A graph showing Pertussis activity has fluctuated each month from Ocotber 2020 – September 2021. In September 3 cases were reported.
  • Pertussis activityincreased from last month and was below the previous 5-year average.
  • 3 cases were reported in September.
  • Compared to April 2019 - September 2019, there was an 89% decrease in reported cases in the past 6 months.
  • In the past 6 months, the average incidence rate for <1 year old was 39 times lower compared to April 2019 - September 2019.

Varicella

A graph showing Varicella activity has fluctuated each month from October 2020 – September 2021. In August 29 cases were reported.
  • Varicella activity decreased from last month and was below the previous 5-year average.
  • 29 cases were reported in September.
  • Incidence was highest among infants <1 year old.
  • 41% of cases were not up to date on varicella vaccinations or had unknown vaccination status.

For all vaccine-preventable diseases, timely and complete vaccination is the best way to prevent infection. Although vaccinated individuals can still become infected with diseases like pertussis or varicella, in general, those who have received at least 1 dose of vaccine have less severe outcomes than those who have never been vaccinated for the disease.

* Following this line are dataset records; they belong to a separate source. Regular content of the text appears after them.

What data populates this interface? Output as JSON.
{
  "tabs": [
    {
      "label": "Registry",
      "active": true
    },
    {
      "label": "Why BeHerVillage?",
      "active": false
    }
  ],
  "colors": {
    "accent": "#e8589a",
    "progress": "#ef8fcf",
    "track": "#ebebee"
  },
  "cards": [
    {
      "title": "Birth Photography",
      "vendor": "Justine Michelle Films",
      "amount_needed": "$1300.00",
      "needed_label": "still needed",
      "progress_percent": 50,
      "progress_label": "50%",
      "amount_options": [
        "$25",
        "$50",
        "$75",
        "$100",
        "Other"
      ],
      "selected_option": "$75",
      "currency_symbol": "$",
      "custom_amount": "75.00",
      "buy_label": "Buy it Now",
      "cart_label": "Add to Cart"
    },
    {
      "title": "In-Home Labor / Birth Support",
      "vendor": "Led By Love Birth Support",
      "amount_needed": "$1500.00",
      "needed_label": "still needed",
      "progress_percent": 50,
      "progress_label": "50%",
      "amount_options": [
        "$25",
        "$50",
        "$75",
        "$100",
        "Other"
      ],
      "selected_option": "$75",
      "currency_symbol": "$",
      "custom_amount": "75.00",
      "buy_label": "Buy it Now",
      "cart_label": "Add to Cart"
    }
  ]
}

A map showing the proportion of children ages 4–18 years with religious exemptions by county as of September 31, 2021. Counties with a proportion of 0.6%–1.9% are: Hardee Gadsden Liberty Hendry Calhoun Taylor Jackson Bradford Hamilton Dixie Glades DeSoto Washington Putnam Madison Okeechobee Franklin Counties with a proportion of 2.0%–3.3% are: Levy Lafayette Baker Holmes Jefferson Union Wakulla Gilchrist Miami-Dade Leon Nassau  Gulf Sumter Polk Hillsborough Highlands Bay Counties with a proportion of 3.4%–4.7% are: Suwannee Lake Clay Orange Duval Citrus St Lucie Escambia Indian River Marion Manatee Palm Beach Alachua Pasco Broward Charlotte Santa-Rosa Counties with a proportion of 4.8%–8.9% are: Volusia Osceola Seminole Lee Brevard Columbia Hernando Collier Pinellas Martin Okaloosa Monroe St Johns Flagler Walton Sarasota

Unvaccinated children are at increased risk of vaccine-preventable diseases like measles, pertussis, and varicella. Communities with a higher proportion of religious exemptions (REs) to vaccination are at increased risk of vaccine-preventable disease transmission.

The proportion of children age 4–18 years with new REs are increasing each month. Statewide, the estimated prevalence of REs among children age 4–18 years old is 4.1% with individual counties ranging from 0.6 – 9.0%. In September 2020, the statewide prevalence was 3.6%, and the prevalence has gradually increased each month since.

To learn more about REs at the local level, please visit FloridaHealth.gov/REmap.

All REs are required to be entered into Florida SHOTS (State Health Online Tracking System), Florida’s statewide immunization registry. The map above includes REs registered in Florida SHOTS through September 31, 2021.